Дядя Себастьян яростно шагнул вперед, а Юхрим повернулся на месте и, пригибаясь, выскользнул из комбеда.
Заря идет — судьбу ведет.
Народ
Под осенними высокими звездами затихают дома, и теперь лучше слышны речи росы, полураздетых деревьев и почерневших задумчивых подсолнухов, что уже не тянутся ни к солнцу, ни к звездам.
Меня всю жизнь манят и волнуют звезды — их совершенная и всегда новая красота, и таинственная изменчивость, и удивительные рассказы о них. И первые воспоминания моего детства начинаются со звезд.

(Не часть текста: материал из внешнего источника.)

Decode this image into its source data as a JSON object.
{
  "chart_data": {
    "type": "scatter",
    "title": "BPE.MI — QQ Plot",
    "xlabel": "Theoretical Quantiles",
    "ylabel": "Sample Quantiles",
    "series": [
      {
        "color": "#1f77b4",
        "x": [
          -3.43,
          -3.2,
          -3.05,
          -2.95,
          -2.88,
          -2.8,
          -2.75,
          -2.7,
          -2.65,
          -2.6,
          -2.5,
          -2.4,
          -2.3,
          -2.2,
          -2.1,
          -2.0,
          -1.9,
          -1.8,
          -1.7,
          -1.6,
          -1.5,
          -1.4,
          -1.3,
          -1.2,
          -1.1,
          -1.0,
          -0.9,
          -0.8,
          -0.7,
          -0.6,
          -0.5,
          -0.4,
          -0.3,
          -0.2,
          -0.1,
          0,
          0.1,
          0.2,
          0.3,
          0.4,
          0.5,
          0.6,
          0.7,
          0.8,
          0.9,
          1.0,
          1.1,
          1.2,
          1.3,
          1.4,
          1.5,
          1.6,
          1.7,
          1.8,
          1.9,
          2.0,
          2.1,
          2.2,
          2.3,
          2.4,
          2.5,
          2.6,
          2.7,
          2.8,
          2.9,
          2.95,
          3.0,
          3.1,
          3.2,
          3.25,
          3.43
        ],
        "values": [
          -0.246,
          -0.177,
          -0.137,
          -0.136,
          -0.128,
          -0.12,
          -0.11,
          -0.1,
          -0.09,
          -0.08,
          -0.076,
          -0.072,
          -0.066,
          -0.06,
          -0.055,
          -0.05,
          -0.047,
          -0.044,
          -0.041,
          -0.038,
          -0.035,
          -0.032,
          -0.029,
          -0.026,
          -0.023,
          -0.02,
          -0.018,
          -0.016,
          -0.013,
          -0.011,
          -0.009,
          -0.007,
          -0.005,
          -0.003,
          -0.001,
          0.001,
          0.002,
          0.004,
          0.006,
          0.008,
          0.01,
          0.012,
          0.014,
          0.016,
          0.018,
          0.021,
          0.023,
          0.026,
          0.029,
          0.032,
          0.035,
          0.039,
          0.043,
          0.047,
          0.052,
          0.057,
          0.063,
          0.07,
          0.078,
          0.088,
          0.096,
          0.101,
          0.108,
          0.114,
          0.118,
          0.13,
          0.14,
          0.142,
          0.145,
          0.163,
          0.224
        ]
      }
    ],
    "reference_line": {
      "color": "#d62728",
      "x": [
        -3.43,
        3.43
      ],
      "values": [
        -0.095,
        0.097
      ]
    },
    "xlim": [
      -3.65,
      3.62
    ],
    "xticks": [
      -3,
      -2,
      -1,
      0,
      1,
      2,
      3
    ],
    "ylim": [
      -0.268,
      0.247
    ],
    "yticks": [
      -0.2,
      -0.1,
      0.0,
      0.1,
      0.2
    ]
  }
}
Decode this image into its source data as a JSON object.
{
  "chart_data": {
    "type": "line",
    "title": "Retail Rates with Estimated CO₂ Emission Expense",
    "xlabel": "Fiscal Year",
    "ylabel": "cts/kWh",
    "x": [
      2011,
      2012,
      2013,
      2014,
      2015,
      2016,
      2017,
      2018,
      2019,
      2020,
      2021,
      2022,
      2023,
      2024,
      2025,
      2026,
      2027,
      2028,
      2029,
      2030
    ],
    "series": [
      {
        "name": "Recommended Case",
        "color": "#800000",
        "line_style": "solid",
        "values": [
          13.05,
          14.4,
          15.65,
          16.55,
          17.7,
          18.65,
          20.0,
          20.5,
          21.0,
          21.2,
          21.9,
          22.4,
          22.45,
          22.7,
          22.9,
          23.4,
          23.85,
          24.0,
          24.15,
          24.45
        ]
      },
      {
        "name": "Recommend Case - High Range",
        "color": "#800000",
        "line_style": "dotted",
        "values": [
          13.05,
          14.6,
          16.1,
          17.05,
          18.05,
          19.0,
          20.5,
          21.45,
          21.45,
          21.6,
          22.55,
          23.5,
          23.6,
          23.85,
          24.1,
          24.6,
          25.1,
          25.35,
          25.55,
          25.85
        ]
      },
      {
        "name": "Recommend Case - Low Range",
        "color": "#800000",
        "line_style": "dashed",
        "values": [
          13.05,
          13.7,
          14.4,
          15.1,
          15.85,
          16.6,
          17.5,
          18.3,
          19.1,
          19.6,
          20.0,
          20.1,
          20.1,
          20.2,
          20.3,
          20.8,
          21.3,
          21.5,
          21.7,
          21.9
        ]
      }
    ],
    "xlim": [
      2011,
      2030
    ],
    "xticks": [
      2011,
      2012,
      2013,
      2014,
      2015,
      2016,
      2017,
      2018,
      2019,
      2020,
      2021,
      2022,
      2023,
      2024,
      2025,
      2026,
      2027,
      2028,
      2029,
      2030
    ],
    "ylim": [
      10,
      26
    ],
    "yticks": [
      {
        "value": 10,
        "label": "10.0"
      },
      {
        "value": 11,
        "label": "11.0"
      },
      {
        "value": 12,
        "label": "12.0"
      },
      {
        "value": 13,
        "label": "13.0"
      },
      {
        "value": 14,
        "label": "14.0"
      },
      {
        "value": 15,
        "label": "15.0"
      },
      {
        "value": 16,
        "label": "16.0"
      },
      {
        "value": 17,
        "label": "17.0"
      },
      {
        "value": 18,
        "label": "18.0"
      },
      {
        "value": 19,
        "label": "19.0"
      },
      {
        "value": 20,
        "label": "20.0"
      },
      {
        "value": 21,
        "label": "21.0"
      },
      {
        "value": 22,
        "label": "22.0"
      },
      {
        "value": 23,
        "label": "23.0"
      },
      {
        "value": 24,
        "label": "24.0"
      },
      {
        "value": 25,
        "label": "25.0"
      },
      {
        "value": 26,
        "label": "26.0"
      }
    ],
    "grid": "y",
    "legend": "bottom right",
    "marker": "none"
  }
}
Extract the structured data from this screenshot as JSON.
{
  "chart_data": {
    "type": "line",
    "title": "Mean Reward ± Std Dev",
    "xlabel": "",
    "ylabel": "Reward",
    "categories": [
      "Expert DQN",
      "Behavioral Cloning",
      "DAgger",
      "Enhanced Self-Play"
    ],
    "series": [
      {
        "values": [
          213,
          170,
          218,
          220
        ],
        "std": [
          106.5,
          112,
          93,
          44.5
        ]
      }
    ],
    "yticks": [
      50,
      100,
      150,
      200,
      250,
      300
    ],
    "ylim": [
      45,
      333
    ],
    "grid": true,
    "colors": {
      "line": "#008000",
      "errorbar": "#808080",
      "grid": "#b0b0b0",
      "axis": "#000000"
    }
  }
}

И теперь, прожив полвека, я вспоминаю далекий вечерний прудик, потемневшие в трауре травы, что завтра станут сеном, гигантские шлемы копен, последний серебряный звон косы и первый скрип коростеля, и подсолнух очага под косарским таганком, и фырканье невидимых лошадей, зашедших в туман, и тонкий свист мелких чирят, струшивающих со своих крылышек росу, и детский всхлип речушки, в которую на все лето вошли мята, павлиний глаз, дикие петушки, да и не сокрушаются, а цветут себе.